2.Dahili davalı ... vekili temyiz dilekçesinde özetle; kararın usul ve yasaya aykırı olduğunu, davacının iddialarının haksız ve mesnetsiz olduğunu, TMK'nın 713 üncü maddede düzenlenen zamanaşımı ile kazanım şartlarının davada gerçekleşmediğini, söz konusu taşınmazın yol olarak kullanıldığı için Türk Medeni Kanunu'nun 715 inci maddesi hükmü gereğince olağanüstü kazandırıcı zamanaşımına konu edilemeyeceğini belirtilerek kararın bozulmasını talep etmiştir.
C. Gerekçe
1. Uyuşmazlık ve Hukuki Nitelendirme
Dava, tapusuz taşınmazın tescili isteğine ilişkindir.
2. İlgili Hukuk
3402 sayılı Kadastro Kanunu’nun 14üncü, 17 nci maddeleri; 4721 sayılı TMK'nın 713/1 inci maddesi.
3. Değerlendirme
1.Mahkemelerin nihai kararlarının bozulması 6100 sayılı Kanun'un geçici 3 üncü maddesinin ikinci fıkrası atfıyla uygulanmasına devam olunan mülga 1086 sayılı Kanun'un 428 inci maddesi ile 439 uncu maddesinin ikinci fıkrasında yer alan sebeplerden birinin varlığı hâlinde mümkündür.

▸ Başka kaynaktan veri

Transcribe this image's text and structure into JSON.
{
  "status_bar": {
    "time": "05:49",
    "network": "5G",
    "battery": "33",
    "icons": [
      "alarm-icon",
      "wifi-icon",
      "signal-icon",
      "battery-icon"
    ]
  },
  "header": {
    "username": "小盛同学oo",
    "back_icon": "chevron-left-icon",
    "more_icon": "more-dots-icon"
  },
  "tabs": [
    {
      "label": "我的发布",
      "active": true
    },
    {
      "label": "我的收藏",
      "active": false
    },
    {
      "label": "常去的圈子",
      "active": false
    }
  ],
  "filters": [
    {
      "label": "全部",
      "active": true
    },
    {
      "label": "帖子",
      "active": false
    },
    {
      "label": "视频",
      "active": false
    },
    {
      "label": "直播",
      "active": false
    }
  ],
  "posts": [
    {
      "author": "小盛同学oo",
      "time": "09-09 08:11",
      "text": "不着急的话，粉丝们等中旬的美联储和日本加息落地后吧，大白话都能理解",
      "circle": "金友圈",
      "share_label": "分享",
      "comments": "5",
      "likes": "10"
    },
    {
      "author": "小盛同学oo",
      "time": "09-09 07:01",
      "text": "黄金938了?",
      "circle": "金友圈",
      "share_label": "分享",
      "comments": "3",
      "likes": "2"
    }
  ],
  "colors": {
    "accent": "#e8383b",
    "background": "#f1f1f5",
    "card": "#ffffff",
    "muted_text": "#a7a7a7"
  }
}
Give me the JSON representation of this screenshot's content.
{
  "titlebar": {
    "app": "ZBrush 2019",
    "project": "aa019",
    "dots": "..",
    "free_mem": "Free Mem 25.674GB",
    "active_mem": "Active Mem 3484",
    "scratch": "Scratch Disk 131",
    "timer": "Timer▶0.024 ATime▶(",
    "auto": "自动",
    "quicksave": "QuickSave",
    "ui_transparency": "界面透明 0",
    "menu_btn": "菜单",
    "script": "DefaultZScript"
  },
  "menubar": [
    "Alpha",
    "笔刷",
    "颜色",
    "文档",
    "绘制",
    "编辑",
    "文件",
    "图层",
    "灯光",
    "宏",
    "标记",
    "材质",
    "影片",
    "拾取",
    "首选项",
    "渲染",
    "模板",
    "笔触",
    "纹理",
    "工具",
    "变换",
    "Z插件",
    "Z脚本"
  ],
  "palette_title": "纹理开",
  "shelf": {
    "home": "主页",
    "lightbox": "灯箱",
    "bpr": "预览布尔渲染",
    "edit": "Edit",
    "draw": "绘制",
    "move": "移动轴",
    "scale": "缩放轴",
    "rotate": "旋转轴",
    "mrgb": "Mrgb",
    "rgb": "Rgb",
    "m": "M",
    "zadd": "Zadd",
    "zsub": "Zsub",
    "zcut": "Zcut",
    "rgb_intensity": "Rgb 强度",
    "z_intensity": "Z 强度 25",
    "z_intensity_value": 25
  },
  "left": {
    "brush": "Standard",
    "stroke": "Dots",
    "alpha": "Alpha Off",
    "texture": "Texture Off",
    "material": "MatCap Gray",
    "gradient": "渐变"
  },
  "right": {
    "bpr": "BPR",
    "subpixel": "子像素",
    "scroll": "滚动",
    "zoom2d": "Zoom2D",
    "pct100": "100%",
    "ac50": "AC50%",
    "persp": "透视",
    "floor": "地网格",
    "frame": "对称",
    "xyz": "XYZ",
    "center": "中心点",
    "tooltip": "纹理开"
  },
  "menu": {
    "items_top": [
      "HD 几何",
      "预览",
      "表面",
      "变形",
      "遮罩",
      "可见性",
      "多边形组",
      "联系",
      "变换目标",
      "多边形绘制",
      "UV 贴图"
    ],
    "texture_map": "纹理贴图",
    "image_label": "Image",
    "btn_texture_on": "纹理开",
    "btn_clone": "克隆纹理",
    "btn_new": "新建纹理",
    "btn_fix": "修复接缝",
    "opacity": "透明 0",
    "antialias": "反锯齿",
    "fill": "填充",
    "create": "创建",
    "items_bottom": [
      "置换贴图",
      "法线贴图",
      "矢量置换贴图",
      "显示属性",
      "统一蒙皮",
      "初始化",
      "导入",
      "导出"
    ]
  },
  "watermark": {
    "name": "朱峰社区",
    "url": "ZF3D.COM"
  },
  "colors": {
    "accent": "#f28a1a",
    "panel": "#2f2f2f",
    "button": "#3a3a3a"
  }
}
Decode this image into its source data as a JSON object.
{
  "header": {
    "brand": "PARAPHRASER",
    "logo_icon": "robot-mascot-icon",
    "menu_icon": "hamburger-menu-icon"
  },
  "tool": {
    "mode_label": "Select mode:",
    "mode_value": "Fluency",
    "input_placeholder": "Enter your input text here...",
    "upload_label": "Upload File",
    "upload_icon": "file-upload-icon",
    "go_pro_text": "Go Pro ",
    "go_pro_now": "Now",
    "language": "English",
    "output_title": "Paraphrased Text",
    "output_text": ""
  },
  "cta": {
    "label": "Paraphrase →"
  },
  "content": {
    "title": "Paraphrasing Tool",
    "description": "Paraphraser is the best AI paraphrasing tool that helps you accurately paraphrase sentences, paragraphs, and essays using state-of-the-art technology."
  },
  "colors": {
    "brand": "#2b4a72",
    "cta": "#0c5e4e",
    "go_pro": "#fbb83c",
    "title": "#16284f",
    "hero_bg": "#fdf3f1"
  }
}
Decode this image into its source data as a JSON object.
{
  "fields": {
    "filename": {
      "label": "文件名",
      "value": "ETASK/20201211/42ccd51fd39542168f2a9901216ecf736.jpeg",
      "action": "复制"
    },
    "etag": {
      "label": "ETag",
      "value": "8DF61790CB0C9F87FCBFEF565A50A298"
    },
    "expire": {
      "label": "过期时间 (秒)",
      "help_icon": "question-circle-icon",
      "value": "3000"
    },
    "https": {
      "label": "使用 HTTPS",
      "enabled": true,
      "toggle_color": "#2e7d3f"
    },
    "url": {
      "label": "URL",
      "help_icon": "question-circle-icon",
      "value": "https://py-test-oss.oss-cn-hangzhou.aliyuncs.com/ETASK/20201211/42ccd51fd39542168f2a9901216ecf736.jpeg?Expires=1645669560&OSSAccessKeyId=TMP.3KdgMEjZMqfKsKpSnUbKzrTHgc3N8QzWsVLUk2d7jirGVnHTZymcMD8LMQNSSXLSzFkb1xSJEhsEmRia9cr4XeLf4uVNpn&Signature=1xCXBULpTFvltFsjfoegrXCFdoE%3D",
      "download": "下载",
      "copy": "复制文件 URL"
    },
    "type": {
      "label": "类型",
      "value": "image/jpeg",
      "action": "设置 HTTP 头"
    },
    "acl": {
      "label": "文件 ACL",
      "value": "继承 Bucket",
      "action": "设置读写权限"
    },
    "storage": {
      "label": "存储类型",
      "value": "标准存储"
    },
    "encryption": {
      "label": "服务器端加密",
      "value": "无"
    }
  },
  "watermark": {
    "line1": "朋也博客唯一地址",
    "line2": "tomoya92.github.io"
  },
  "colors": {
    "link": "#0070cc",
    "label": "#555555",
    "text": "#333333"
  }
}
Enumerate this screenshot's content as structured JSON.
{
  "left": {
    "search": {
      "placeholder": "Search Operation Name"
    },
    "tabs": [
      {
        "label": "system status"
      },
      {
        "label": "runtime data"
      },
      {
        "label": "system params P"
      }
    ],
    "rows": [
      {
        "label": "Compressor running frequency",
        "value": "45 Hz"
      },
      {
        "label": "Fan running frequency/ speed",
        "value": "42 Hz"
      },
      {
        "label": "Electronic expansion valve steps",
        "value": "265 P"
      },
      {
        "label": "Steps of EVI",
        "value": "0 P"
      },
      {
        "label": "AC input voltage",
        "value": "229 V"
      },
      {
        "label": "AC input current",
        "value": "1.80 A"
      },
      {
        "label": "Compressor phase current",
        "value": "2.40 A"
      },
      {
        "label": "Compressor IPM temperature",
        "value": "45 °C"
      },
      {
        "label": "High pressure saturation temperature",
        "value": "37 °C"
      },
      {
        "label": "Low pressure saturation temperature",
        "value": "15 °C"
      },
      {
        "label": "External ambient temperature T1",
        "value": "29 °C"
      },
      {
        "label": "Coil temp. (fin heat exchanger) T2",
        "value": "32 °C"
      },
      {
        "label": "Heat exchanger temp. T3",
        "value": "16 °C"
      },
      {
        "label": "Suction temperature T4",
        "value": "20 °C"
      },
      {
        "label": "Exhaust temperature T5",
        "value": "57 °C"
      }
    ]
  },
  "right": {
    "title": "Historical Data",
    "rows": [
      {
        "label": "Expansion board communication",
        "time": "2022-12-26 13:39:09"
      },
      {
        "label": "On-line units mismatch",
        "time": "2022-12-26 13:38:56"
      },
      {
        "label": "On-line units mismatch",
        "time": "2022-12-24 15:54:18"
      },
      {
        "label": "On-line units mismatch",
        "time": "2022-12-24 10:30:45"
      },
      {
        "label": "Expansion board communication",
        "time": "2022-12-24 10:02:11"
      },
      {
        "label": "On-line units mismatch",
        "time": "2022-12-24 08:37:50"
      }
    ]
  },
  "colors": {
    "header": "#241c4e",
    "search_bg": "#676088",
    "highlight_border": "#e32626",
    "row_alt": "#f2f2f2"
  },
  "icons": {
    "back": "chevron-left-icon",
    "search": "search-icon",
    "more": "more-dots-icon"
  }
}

2. Temyizen incelenen Mahkeme kararının bozmaya uygun olduğu, kararda ve kararın gerekçesinde ve özellikle hukuk kurallarının somut olaya uygulanmasında bir isabetsizlik bulunmadığı anlaşılmakla temyiz dilekçesinde ileri sürülen nedenler kararın bozulmasını gerektirecek nitelikte görülmemiştir.
VI. KARAR
Açıklanan sebeplerle;
Dahili davalı ... ve davalı Hazine vekillerinin temyiz itirazlarının reddi ile usul ve kanuna uygun olan kararın ONANMASINA,
Harçlar Kanunu'nun 13/j maddesi gereğince davalı Hazine harçtan muaf olduğundan harç alınmasına yer olmadığına,
Aşağıda yazılı 346,90 TL bakiye onama harcının temyiz eden dahili davalı ... Başkanlığından alınmasına,
Dosyanın Mahkemesine gönderilmesine,
1086 sayılı HUMK'un 440/III-1 inci maddesi uyarınca karar düzeltme yolu kapalı olmak üzere,
13.03.2024 tarihinde oy birliğiyle karar verildi.
...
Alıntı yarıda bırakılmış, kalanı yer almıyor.